There hasn't been any activity on this issue recently. Due to the high number of incoming GitHub notifications, we have to clean some of the old issues, as many of them have already been resolved with the latest updates. Please make sure to update to the latest version and check if that solves the issue. Let us know if that works for you by adding a comment 👍 This issue has now been marked as stale and will be closed if no further activity occurs. Thank you for your contributions.

UnleashSpirit commented 1 month ago

I have the same issue while using plugin https://github.com/ironsheep/RPi-Reporter-MQTT2HA-Daemon MQTT says : cat: can't open '/proc/device-tree/model': No such file or directory

Vijabei commented 1 month ago

Is there an easy way to test if the NPU will be used by a given AI model? I am using HAOS on an Odroid M1. As I am not very familiar with everything, yet, I would be happy to do some testings with some supporting advices.

MarcA711 commented 1 month ago

Hey,

To use the NPU you have to write code (Python or C), see docs here: https://github.com/airockchip/rknn-toolkit2 And examples here: https://github.com/airockchip/rknn_model_zoo

I wrote this code to perform inference for object detection: https://github.com/blakeblackshear/frigate/blob/dev/frigate/detectors/plugins/rknn.py

Moreover, you need to convert your model to the rknn format.

There might be some projects that help you to convert the model or perform inference. Try to search on GitHub.

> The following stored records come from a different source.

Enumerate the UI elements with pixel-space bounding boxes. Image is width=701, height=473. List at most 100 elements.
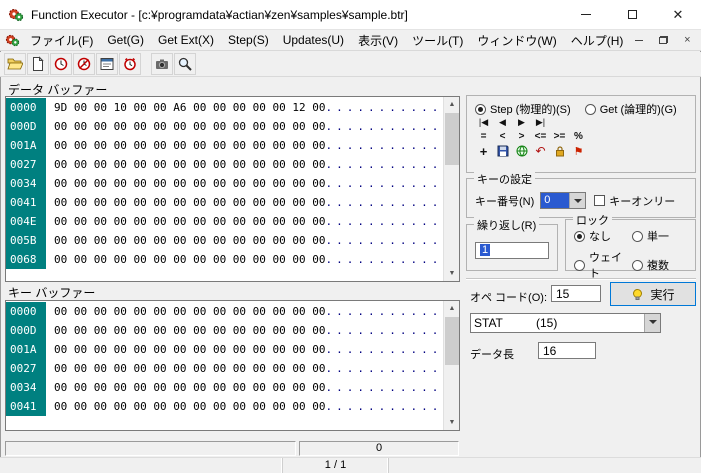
mdi-minimize-button[interactable] — [630, 32, 648, 48]
ascii-bytes[interactable]: .............. — [326, 177, 460, 190]
hex-bytes[interactable]: 00 00 00 00 00 00 00 00 00 00 00 00 00 0… — [54, 305, 326, 318]
execute-button[interactable]: 実行 — [610, 282, 696, 306]
data-length-input[interactable]: 16 — [538, 342, 596, 359]
ascii-bytes[interactable]: .............. — [326, 400, 460, 413]
radio-icon — [632, 260, 643, 271]
menu-get[interactable]: Get(G) — [100, 31, 151, 49]
hex-bytes[interactable]: 00 00 00 00 00 00 00 00 00 00 00 00 00 0… — [54, 177, 326, 190]
new-file-button[interactable] — [27, 53, 49, 75]
menu-tools[interactable]: ツール(T) — [405, 30, 470, 51]
last-record-button[interactable]: ▶| — [531, 115, 550, 129]
key-only-checkbox[interactable] — [594, 195, 605, 206]
menu-step[interactable]: Step(S) — [221, 31, 276, 49]
key-buffer-scrollbar[interactable]: ▲ ▼ — [443, 301, 459, 430]
find-button[interactable] — [174, 53, 196, 75]
ascii-bytes[interactable]: .............. — [326, 324, 460, 337]
folder-open-icon — [7, 56, 23, 72]
repeat-input[interactable]: 1 — [475, 242, 549, 259]
hex-bytes[interactable]: 00 00 00 00 00 00 00 00 00 00 00 00 00 0… — [54, 120, 326, 133]
ascii-bytes[interactable]: .............. — [326, 196, 460, 209]
radio-lock-single[interactable]: 単一 — [632, 228, 693, 244]
data-buffer-hex-view[interactable]: 00009D 00 00 10 00 00 A6 00 00 00 00 00 … — [5, 96, 460, 282]
percent-button[interactable]: % — [569, 129, 588, 143]
first-record-button[interactable]: |◀ — [474, 115, 493, 129]
ascii-bytes[interactable]: .............. — [326, 362, 460, 375]
ascii-bytes[interactable]: .............. — [326, 158, 460, 171]
hex-bytes[interactable]: 00 00 00 00 00 00 00 00 00 00 00 00 00 0… — [54, 324, 326, 337]
hex-bytes[interactable]: 00 00 00 00 00 00 00 00 00 00 00 00 00 0… — [54, 253, 326, 266]
mdi-document-icon[interactable] — [5, 33, 20, 48]
undo-button[interactable]: ↶ — [531, 144, 550, 158]
less-equal-button[interactable]: <= — [531, 129, 550, 143]
less-than-button[interactable]: < — [493, 129, 512, 143]
timer-button[interactable] — [119, 53, 141, 75]
radio-lock-multi[interactable]: 複数 — [632, 249, 693, 281]
key-buffer-hex-view[interactable]: 000000 00 00 00 00 00 00 00 00 00 00 00 … — [5, 300, 460, 431]
minimize-button[interactable] — [563, 0, 609, 30]
scrollbar-thumb[interactable] — [445, 113, 459, 165]
maximize-button[interactable] — [609, 0, 655, 30]
menu-view[interactable]: 表示(V) — [351, 30, 405, 51]
app-gears-icon[interactable] — [8, 7, 24, 23]
ascii-bytes[interactable]: .............. — [326, 101, 460, 114]
snapshot-button[interactable] — [151, 53, 173, 75]
lock-button[interactable] — [550, 144, 569, 158]
menu-file[interactable]: ファイル(F) — [23, 30, 100, 51]
hex-bytes[interactable]: 00 00 00 00 00 00 00 00 00 00 00 00 00 0… — [54, 381, 326, 394]
hex-bytes[interactable]: 00 00 00 00 00 00 00 00 00 00 00 00 00 0… — [54, 362, 326, 375]
next-record-button[interactable]: ▶ — [512, 115, 531, 129]
flag-button[interactable]: ⚑ — [569, 144, 588, 158]
lock-options: なし 単一 ウェイト 複数 — [574, 228, 693, 281]
properties-button[interactable] — [96, 53, 118, 75]
close-button[interactable]: ✕ — [655, 0, 701, 30]
hex-bytes[interactable]: 00 00 00 00 00 00 00 00 00 00 00 00 00 0… — [54, 215, 326, 228]
radio-get-logical[interactable]: Get (論理的)(G) — [585, 101, 677, 117]
hex-bytes[interactable]: 00 00 00 00 00 00 00 00 00 00 00 00 00 0… — [54, 139, 326, 152]
key-number-combobox[interactable]: 0 — [540, 192, 586, 209]
radio-selected-icon — [574, 231, 585, 242]
scroll-down-icon[interactable]: ▼ — [444, 415, 460, 430]
ascii-bytes[interactable]: .............. — [326, 120, 460, 133]
save-button[interactable] — [493, 144, 512, 158]
begin-transaction-button[interactable] — [50, 53, 72, 75]
menu-updates[interactable]: Updates(U) — [276, 31, 351, 49]
mdi-close-button[interactable]: × — [678, 32, 696, 48]
insert-button[interactable]: + — [474, 144, 493, 158]
function-combobox[interactable]: STAT (15) — [470, 313, 661, 333]
equal-button[interactable]: = — [474, 129, 493, 143]
radio-lock-none[interactable]: なし — [574, 228, 632, 244]
ascii-bytes[interactable]: .............. — [326, 234, 460, 247]
hex-bytes[interactable]: 00 00 00 00 00 00 00 00 00 00 00 00 00 0… — [54, 343, 326, 356]
ascii-bytes[interactable]: .............. — [326, 215, 460, 228]
chevron-down-icon[interactable] — [569, 193, 585, 208]
ascii-bytes[interactable]: .............. — [326, 343, 460, 356]
globe-button[interactable] — [512, 144, 531, 158]
mdi-restore-button[interactable] — [654, 32, 672, 48]
ascii-bytes[interactable]: .............. — [326, 381, 460, 394]
chevron-down-icon[interactable] — [644, 314, 660, 332]
menu-help[interactable]: ヘルプ(H) — [564, 30, 631, 51]
hex-bytes[interactable]: 00 00 00 00 00 00 00 00 00 00 00 00 00 0… — [54, 400, 326, 413]
previous-record-button[interactable]: ◀ — [493, 115, 512, 129]
menu-window[interactable]: ウィンドウ(W) — [470, 30, 563, 51]
hex-bytes[interactable]: 9D 00 00 10 00 00 A6 00 00 00 00 00 12 0… — [54, 101, 326, 114]
scrollbar-thumb[interactable] — [445, 317, 459, 365]
scroll-up-icon[interactable]: ▲ — [444, 97, 460, 112]
open-file-button[interactable] — [4, 53, 26, 75]
ascii-bytes[interactable]: .............. — [326, 305, 460, 318]
hex-bytes[interactable]: 00 00 00 00 00 00 00 00 00 00 00 00 00 0… — [54, 158, 326, 171]
radio-lock-wait[interactable]: ウェイト — [574, 249, 632, 281]
hex-bytes[interactable]: 00 00 00 00 00 00 00 00 00 00 00 00 00 0… — [54, 234, 326, 247]
scroll-up-icon[interactable]: ▲ — [444, 301, 460, 316]
data-buffer-scrollbar[interactable]: ▲ ▼ — [443, 97, 459, 281]
hex-bytes[interactable]: 00 00 00 00 00 00 00 00 00 00 00 00 00 0… — [54, 196, 326, 209]
ascii-bytes[interactable]: .............. — [326, 139, 460, 152]
scroll-down-icon[interactable]: ▼ — [444, 266, 460, 281]
ascii-bytes[interactable]: .............. — [326, 253, 460, 266]
menu-get-ext[interactable]: Get Ext(X) — [151, 31, 221, 49]
greater-equal-button[interactable]: >= — [550, 129, 569, 143]
key-number-row: キー番号(N) 0 キーオンリー — [475, 192, 691, 209]
opcode-input[interactable]: 15 — [551, 285, 601, 302]
abort-transaction-button[interactable] — [73, 53, 95, 75]
greater-than-button[interactable]: > — [512, 129, 531, 143]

github-actions[bot] commented 2 weeks ago

There hasn't been any activity on this issue recently. Due to the high number of incoming GitHub notifications, we have to clean some of the old issues, as many of them have already been resolved with the latest updates. Please make sure to update to the latest version and check if that solves the issue. Let us know if that works for you by adding a comment 👍 This issue has now been marked as stale and will be closed if no further activity occurs. Thank you for your contributions.